It's funny... when I was in Hawaii covering the Snapdragon Summit that Qualcomm hosted, we noticed that JEDEC was hosting a meeting there. We didn't know what JEDEC were announcing, but now we know: an update to the HBM standard.
The first consumer graphics card to launch with HBM technology was from AMD in the form of the Radeon R9 Fury X, followed by the HBM2-based Radoen RX Vega family of cards. AMD and NVIDIA continue to use HBM2 today with AMD deploying it on their consumer level Radeon RX Vega 56 and 64 cards but also their Radeon Pro family with various Vega GPUs and even the world's first 7nm GPU with Vega 20 rolling out with 32GB of HBM2. NVIDIA's current flock of Tesla V100 graphics cards are powered by up to 32GB of HBM2 memory, while the new Quadro RTX 5000/6000/8000 cards are all using GDDR6 memory.
JEDEC has since updated the HBM standard to 24GB per stack with 307GB/sec memory bandwidth per stack, giving AMD and NVIDIA the option of using 4-Hi and 8-Hi stacks of HBM2 that would pave the way for up to 96GB of memory on a single card. If we had a card with a 4096-bit memory bus (like the Radeon RX Vega 64 for example) and used the updated HBM2 standard, we're looking at 1.2TB/sec of memory bandwidth.

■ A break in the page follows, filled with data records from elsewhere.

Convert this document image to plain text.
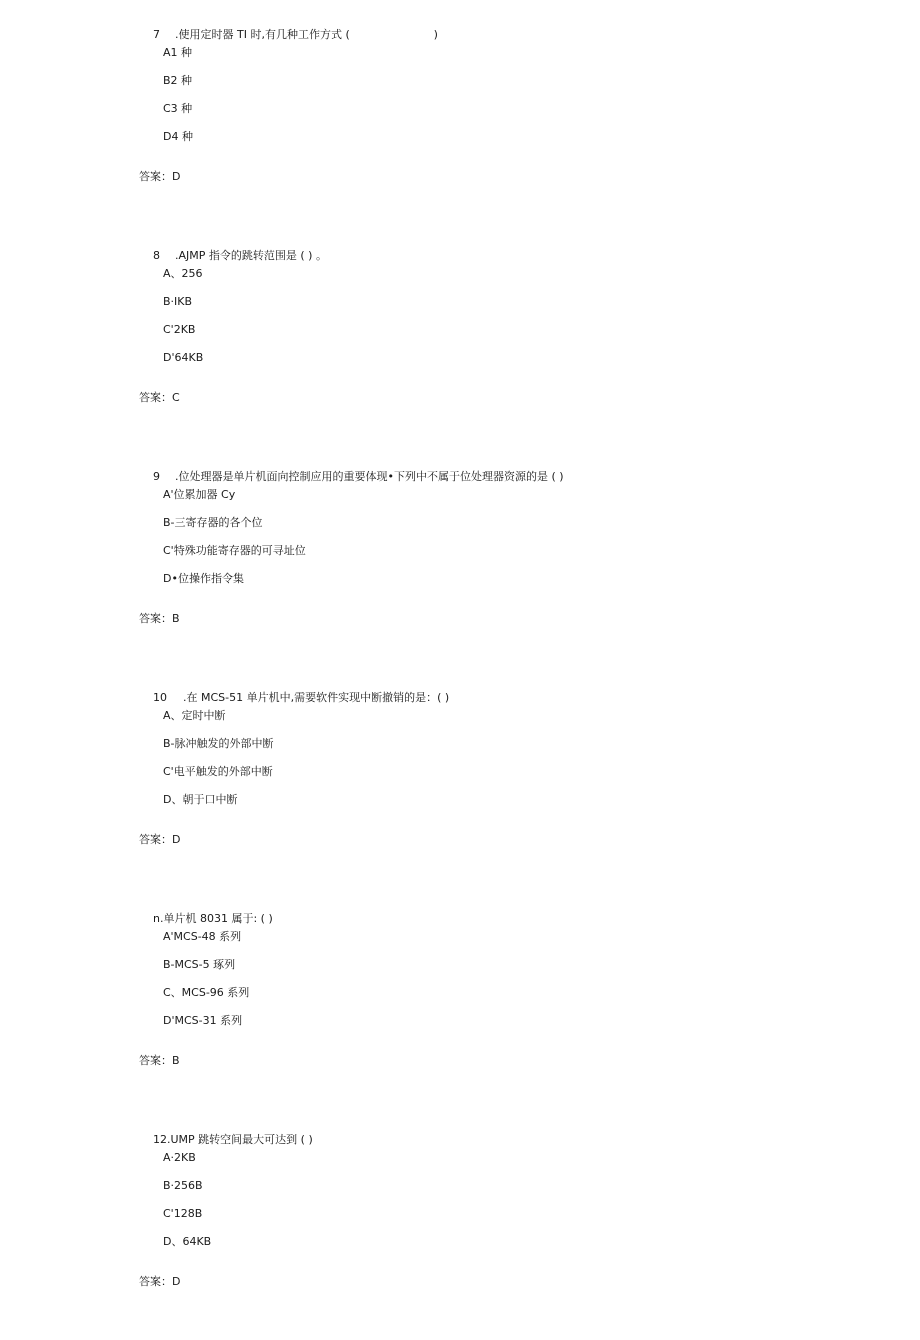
7 .使用定时器 TI 时,有几种工作方式 (                        )

A1 种
B2 种
C3 种
D4 种
答案：D

8 .AJMP 指令的跳转范围是 ( ) 。

A、256
B·IKB
C'2KB
D'64KB
答案：C

9 .位处理器是单片机面向控制应用的重要体现•下列中不属于位处理器资源的是 ( )

A'位累加器 Cy
B-三寄存器的各个位
C'特殊功能寄存器的可寻址位
D•位操作指令集
答案：B

10 .在 MCS-51 单片机中,需要软件实现中断撤销的是：( )

A、定时中断
B-脉冲触发的外部中断
C'电平触发的外部中断
D、朝于口中断
答案：D

n.单片机 8031 属于: ( )

A'MCS-48 系列
B-MCS-5 琢列
C、MCS-96 系列
D'MCS-31 系列
答案：B

12.UMP 跳转空间最大可达到 ( )

A·2KB
B·256B
C'128B
D、64KB
答案：D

JEDEC explains: "JEDEC standard JESD235B for HBM leverages Wide I/O and TSV technologies to support densities up to 24 GB per device at speeds up to 307 GB/s. This bandwidth is delivered across a 1024-bit wide device interface that is divided into 8 independent channels on each DRAM stack. The standard can support 2-high, 4-high, 8-high, and 12-high TSV stacks of DRAM at full bandwidth to allow systems flexibility on capacity requirements from 1 GB - 24 GB per stack".
The memory consortium continues: "This update extends the per pin bandwidth to 2.4 Gbps, adds a new footprint option to accommodate the 16 Gb-layer and 12-high configurations for higher density components, and updates the MISR polynomial options for these new configurations. Additional clarifications are provided throughout the document to address test features and compatibility across generations of HBM components".
Currently the limit has been 32GB of HBM2 on a single card with the AMD Radeon Pro WX9100 and NVIDIA Tesla V100 cards that both use 4 HBM2 stacks with 8GB per stack (4 x 8 = 32GB). The new HBM standard can support 16Gb dies that can be configured anywhere between 1GB to 24GB per stack, so a 4-Hi stack of 24GB would result in 96GB of HBM total... pretty damn impressive.
A next-gen card with 96GB of HBM2 on a 4096-bit memory bus would explode out of the gate with 1.2TB/sec of memory bandwidth, absolutely annihilating the 512GB/sec on the current Radeon RX Vega 64 and its HBM2 and the 900GB/sec of memory bandwidth available to the NVIDIA Tesla V100.
Should we expect a new Vega 20-based Radeon Pro Vega with 96GB HBM2, or a new Tesla V200 (my thoughts, not confirmed) with 96GB HBM2? Now that would be quite amazing to see.